TRADE UNIONS’ RELAVANCE DEBATED
By: Mbuso Kunene
The University of South Africa (UNISA) in partnership with the Sowetan Dialogues held a discussion about trade unions’ relevance at the Durban Jewish Club on Tuesday.
The debate emerged on the issues like the Marikana Massacre where unions are reported to have “failed” workers.
The Congress of South African Trade Union (COSATU) President Sdumo Dlamini said that workers need unions to represent them at work.
“Trade unions are still relevant for the workers, they still need to be aligned to the more demand of workers in South Africa,” Dlamini said.
Dlamini added that it is important for South African workers to belong to a union.

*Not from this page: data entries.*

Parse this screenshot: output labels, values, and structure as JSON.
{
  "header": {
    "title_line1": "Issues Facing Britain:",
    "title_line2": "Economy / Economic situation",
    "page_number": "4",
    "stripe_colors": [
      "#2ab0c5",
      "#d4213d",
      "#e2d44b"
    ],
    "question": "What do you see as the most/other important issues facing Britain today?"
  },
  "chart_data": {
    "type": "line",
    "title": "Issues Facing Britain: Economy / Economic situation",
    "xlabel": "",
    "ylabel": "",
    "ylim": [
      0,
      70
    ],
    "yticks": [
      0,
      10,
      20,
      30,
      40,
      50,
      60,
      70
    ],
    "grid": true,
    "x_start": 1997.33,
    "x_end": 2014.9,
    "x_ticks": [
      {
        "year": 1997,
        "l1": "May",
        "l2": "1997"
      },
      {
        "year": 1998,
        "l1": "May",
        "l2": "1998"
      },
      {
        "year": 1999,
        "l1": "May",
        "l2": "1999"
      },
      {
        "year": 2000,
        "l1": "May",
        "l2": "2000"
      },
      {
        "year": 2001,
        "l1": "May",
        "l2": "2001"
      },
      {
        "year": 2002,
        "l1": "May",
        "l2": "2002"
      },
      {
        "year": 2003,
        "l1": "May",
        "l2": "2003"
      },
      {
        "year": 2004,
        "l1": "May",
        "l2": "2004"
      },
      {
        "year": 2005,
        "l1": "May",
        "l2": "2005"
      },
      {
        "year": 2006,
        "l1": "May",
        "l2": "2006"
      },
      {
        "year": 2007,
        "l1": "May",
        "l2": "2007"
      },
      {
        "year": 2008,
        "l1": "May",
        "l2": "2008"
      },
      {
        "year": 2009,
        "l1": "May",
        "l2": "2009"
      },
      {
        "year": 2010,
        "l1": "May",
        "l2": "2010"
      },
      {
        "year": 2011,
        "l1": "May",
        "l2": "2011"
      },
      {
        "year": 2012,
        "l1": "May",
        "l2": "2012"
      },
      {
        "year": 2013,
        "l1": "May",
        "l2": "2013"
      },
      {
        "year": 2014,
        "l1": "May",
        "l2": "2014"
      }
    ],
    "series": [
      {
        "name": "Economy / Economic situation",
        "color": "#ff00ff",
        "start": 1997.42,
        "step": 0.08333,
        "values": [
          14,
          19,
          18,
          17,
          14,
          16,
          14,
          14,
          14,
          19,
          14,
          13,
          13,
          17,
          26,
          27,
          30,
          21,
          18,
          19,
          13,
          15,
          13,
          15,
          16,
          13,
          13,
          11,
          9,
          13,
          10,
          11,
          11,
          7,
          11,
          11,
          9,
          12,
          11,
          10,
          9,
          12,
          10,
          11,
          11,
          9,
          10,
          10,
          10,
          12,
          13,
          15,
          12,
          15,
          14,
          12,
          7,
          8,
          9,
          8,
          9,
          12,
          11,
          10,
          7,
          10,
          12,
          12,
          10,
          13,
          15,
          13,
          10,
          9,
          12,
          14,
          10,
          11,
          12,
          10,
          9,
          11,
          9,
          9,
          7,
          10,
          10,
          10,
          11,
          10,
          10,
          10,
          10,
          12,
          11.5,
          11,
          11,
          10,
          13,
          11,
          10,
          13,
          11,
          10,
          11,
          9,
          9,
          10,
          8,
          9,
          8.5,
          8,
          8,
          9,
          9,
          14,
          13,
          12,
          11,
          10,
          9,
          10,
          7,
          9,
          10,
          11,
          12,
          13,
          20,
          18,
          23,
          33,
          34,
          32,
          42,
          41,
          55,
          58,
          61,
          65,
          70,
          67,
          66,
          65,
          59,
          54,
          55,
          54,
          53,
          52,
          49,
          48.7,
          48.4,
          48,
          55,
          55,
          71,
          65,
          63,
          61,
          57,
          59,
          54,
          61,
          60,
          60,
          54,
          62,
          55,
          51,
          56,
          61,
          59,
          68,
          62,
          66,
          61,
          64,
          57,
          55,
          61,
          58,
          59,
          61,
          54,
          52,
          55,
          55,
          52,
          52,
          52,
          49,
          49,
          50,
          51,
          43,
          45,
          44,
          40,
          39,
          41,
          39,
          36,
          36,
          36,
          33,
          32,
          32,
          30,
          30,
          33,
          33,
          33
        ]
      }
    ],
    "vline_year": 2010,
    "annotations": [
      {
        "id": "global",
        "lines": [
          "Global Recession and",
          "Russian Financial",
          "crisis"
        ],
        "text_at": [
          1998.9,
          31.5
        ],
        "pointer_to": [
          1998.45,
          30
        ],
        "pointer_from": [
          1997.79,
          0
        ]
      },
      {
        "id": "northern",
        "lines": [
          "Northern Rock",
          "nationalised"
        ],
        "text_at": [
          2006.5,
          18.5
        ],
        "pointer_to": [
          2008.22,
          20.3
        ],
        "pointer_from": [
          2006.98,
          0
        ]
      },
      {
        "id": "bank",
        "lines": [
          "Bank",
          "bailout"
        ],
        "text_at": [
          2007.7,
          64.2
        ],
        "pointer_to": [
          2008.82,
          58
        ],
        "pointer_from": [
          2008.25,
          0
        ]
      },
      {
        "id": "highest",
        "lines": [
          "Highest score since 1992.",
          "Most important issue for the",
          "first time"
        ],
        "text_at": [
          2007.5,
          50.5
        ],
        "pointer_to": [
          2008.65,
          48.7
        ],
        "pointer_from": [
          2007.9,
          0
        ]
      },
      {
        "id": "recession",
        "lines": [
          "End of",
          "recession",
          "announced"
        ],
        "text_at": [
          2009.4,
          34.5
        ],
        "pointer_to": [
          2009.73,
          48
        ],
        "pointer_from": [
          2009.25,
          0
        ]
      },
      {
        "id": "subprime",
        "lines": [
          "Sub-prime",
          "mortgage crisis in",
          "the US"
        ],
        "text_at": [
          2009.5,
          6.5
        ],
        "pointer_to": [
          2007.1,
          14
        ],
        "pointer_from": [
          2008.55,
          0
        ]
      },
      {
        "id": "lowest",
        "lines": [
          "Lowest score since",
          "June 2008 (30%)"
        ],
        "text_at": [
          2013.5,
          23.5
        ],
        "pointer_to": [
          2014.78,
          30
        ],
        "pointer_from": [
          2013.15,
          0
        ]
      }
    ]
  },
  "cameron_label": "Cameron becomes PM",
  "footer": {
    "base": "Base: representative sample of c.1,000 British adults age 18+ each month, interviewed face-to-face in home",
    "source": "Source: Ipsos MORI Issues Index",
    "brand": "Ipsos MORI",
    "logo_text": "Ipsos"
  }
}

However, Joseph Maqhekeni, National Council of Trade Unions (NACTU) president’s views differ from that of Dlamini.
Maqhekeni said that unions only benefit those in power and they do not discuss issues affecting workers on the ground.
“Unions are indeed disappointing the majority of working people,” added Maqhekeni.
He further linked unions with Marikana massacre saying that the unions failed to support their members which led to the death of 34 workers.
Thabani Mzobe, a petrol attendant at Caltex garage in the corner of Monty Naicker Road and Sylvester Ntuli Road, has been a member of the National Union of Metalworkers of South
Africa (MUMSA) for over three years.
Mzobe said that a union is very important to him as a worker, yet sometimes the union sides with the employer.
“Our needs as workers are not met often and we hardly communicate with our representatives to voice out the working conditions at work,” he said.
Sukumani Mbambo joined the National Security and Unqualified Workers Union (NASAWU) in 2006 when he started to work as a security guard. He shares same views with
“When it comes to salary incensement, the union usually failed to negotiate for us with an employer,” said Mbambo.
Dlamini urged South African workers to exercise their right by being registered members of any union, saying that only 30 per cent of workers are unionized.